Jakarta (ANTARA) - Head of Research Center for Indonesian Policy Studies (CIPS) Felippa Ann Amanta mengatakan, pemerintah perlu membenahi tata niaga daging sapi nasional, di mana tingginya harga daging sapi baru-baru ini menyebabkan pedagang daging sapi melakukan demonstrasi dan menolak berjualan.

“Fluktuasi harga pangan tentunya merupakan hal yang biasa karena perdagangan pangan tidak lepas dari dinamika pasar berdasarkan produksi, distribusi, dan permintaan. Konsumsi daging sapi secara umum rendah sekali, hanya sekitar 2 kilogram per kapita per tahun di Indonesia,” kata Felippa lewat keterangan resmi diterima di Jakarta, Jumat.

Menurut dia, mahalnya harga disebabkan oleh harga daging sapi yang melebihi Harga Eceran Tertinggi (HET) yang ditetapkan pemerintah, yaitu sebesar Rp 120.000 per kilogram.

Baca juga: Istana cari solusi stabilkan harga daging sapi

Tingginya harga daging sapi perlu diatasi dengan melihat ke persoalan di hulu, salah satunya adalah rantai distribusi yang panjang. Panjangnya rantai distribusi menimbulkan biaya tambahan yang tidak sedikit yang pada akhirnya berpengaruh kepada harga jual.

Selain itu, pemerintah memilih untuk mengimpor sapi bakalan yang harus digemukkan lagi dan dipotong di Indonesia. Setelah itu, daging sapi yang dihasilkan dapat dijual langsung ke pedagang grosir berskala besar di pasar atau melalui tengkulak yang membantu Rumah Potong Hewan (RPH) untuk mendapatkan pembeli.

Tahapan selanjutnya adalah menjual daging sapi ke pedagang grosir berskala kecil. Merekalah yang menjual daging sapi ke pedagang eceran di pasar tradisional atau supermarket, sebelum akhirnya sampai di tangan konsumen. Proses panjang ini tentu menimbulkan biaya tambahan yang tidak sedikit.

Ketika harga daging sapi naik, konsumen akan cenderung membeli komoditas lain sebagai substitusi, misalnya memilih makan ayam atau lauk lainnya.

Baca juga: Harga daging sapi di DIY tidak terdampak aksi mogok di Jabodetabek

“Hal ini akan merugikan para pedagang dan dapat dipahami kenapa mereka enggan menjual daging sapi dengan harga kelewat tinggi.

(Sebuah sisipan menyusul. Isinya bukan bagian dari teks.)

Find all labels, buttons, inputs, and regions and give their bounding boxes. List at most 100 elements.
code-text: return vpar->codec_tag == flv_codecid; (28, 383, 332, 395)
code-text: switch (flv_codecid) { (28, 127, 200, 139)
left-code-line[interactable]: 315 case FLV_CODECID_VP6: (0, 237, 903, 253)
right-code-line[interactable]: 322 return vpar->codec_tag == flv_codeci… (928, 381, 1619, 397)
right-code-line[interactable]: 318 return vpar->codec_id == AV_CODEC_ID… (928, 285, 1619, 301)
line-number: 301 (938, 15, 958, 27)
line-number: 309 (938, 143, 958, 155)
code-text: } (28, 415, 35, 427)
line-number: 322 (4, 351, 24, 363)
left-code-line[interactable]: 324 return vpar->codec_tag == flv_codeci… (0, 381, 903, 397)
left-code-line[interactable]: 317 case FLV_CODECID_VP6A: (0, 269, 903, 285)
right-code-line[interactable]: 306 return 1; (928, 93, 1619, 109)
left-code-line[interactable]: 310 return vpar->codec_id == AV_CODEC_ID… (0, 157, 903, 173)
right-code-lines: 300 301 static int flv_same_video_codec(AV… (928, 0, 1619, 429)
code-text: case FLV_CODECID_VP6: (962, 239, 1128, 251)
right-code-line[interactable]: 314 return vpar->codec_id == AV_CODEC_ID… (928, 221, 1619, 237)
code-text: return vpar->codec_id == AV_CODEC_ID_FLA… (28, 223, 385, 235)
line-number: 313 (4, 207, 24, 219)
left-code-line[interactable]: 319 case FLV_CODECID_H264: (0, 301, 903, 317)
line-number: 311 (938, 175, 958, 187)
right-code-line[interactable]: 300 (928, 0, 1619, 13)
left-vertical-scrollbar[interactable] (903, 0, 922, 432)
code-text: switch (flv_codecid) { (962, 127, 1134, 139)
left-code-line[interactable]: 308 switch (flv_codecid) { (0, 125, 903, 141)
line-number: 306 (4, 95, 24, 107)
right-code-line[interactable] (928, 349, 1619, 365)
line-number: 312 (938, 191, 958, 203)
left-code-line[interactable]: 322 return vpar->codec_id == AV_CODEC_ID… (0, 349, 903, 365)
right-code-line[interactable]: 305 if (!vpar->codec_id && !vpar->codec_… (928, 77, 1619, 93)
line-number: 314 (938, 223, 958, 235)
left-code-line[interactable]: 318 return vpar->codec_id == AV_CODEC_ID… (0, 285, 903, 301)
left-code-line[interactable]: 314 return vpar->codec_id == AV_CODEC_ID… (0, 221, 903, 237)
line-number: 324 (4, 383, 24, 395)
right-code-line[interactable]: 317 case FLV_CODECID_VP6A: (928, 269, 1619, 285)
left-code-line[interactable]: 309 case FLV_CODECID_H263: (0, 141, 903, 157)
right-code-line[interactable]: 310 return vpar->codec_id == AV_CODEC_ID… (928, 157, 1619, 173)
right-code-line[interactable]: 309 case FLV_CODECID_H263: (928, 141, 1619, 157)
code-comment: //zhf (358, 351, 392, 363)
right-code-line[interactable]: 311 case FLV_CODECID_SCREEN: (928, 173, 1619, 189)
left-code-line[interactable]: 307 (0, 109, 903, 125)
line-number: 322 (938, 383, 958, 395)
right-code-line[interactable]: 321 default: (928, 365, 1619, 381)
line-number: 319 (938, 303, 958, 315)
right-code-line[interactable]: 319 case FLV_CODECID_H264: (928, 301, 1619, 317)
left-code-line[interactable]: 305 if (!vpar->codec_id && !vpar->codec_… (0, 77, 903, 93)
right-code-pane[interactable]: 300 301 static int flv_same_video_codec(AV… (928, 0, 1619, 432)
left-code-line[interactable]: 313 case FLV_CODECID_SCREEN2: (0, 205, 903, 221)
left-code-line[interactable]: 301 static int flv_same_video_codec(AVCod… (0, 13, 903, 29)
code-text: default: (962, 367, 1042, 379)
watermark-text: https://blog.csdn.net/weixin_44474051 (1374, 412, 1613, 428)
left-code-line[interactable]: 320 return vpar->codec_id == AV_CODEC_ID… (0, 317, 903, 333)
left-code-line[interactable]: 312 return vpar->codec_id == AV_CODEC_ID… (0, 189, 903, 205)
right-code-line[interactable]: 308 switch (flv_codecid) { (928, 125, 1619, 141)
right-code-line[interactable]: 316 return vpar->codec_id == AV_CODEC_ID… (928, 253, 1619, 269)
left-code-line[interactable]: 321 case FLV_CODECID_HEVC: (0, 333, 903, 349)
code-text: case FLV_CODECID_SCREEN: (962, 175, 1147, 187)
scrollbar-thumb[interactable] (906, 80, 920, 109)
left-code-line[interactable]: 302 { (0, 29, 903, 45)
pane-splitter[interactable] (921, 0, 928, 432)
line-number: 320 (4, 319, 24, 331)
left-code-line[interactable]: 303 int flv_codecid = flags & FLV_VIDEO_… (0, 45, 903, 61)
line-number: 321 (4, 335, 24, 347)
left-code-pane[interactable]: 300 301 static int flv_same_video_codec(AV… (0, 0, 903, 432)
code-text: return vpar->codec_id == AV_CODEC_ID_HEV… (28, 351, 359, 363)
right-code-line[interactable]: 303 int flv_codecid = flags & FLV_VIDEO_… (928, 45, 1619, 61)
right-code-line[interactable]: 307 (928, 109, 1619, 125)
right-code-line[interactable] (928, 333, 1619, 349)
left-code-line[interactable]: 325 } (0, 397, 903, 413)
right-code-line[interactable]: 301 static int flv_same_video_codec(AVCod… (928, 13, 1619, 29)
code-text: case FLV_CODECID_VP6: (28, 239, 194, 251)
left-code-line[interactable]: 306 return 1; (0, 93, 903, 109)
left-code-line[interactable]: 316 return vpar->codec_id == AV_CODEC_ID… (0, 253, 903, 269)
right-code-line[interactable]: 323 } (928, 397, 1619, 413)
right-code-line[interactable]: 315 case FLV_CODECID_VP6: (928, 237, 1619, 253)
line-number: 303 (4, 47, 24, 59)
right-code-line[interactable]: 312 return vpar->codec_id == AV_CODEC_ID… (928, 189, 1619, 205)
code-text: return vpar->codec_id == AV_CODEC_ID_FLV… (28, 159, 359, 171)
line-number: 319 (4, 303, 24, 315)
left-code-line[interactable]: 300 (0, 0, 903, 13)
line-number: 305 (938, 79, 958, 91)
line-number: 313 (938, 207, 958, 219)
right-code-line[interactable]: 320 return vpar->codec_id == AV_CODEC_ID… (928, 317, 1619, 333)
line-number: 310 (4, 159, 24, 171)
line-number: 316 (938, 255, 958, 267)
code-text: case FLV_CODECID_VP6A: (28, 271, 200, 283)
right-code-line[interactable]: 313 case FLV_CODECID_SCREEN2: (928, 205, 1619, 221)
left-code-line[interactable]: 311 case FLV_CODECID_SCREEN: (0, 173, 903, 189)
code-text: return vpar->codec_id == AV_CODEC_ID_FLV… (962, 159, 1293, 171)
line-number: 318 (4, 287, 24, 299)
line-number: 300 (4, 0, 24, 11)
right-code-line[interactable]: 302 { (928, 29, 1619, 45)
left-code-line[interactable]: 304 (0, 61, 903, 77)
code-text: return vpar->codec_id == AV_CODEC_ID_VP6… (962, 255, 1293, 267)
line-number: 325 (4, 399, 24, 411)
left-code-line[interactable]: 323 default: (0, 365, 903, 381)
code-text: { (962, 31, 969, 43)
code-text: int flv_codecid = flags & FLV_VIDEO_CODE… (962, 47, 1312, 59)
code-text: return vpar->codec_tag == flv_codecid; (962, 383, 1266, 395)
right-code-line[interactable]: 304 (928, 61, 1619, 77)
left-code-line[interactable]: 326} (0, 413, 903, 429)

Selain itu, yang paling terdampak akibat kenaikan ini juga para pengusaha yang menjual makanan berbahan daging sapi,” ungkap Felippa.

Menurut dia, pengusaha makanan dihadapkan pada pilihan, misalnya menghilangkan menu daging sapi, mengurangi porsi atau bahkan menambah harga jual. Di sinilah seharusnya pemerintah bisa menilai efektivitas kebijakan yang sudah diterapkan pada daging sapi.

Menanggapi wacana impor daging sapi, Felippa berpendapat kalau langkah ini merupakan langkah yang strategis untuk dilakukan, mempertimbangkan adanya siklus tahunan kenaikan permintaan jelang Ramadan dan juga Hari Raya Idul Fitri.

Produksi daging sapi domestik hanya dapat memenuhi sekitar 70 persen dari permintaan. Industri daging domestik masih belum mampu bersaing dengan industri daging luar negeri. Kita sudah melihat bahwa harga tinggi merugikan bukan hanya konsumen tetapi juga pedagang.

“Jadi kami memandang impor sebagai langkah yang tepat untuk mengatasi kesenjangan. Namun perlu dicatat, impor juga merupakan kebijakan yang akan efektif kalau diikuti adanya data yang akurat dan perkiraan waktu yang tepat dalam eksekusinya. Kami juga mendukung impor yang dilakukan secara transparan. Sistem kuota sudah terbukti rawan pelanggaran dan hal ini perlu dievaluasi oleh pemerintah,” tegasnya.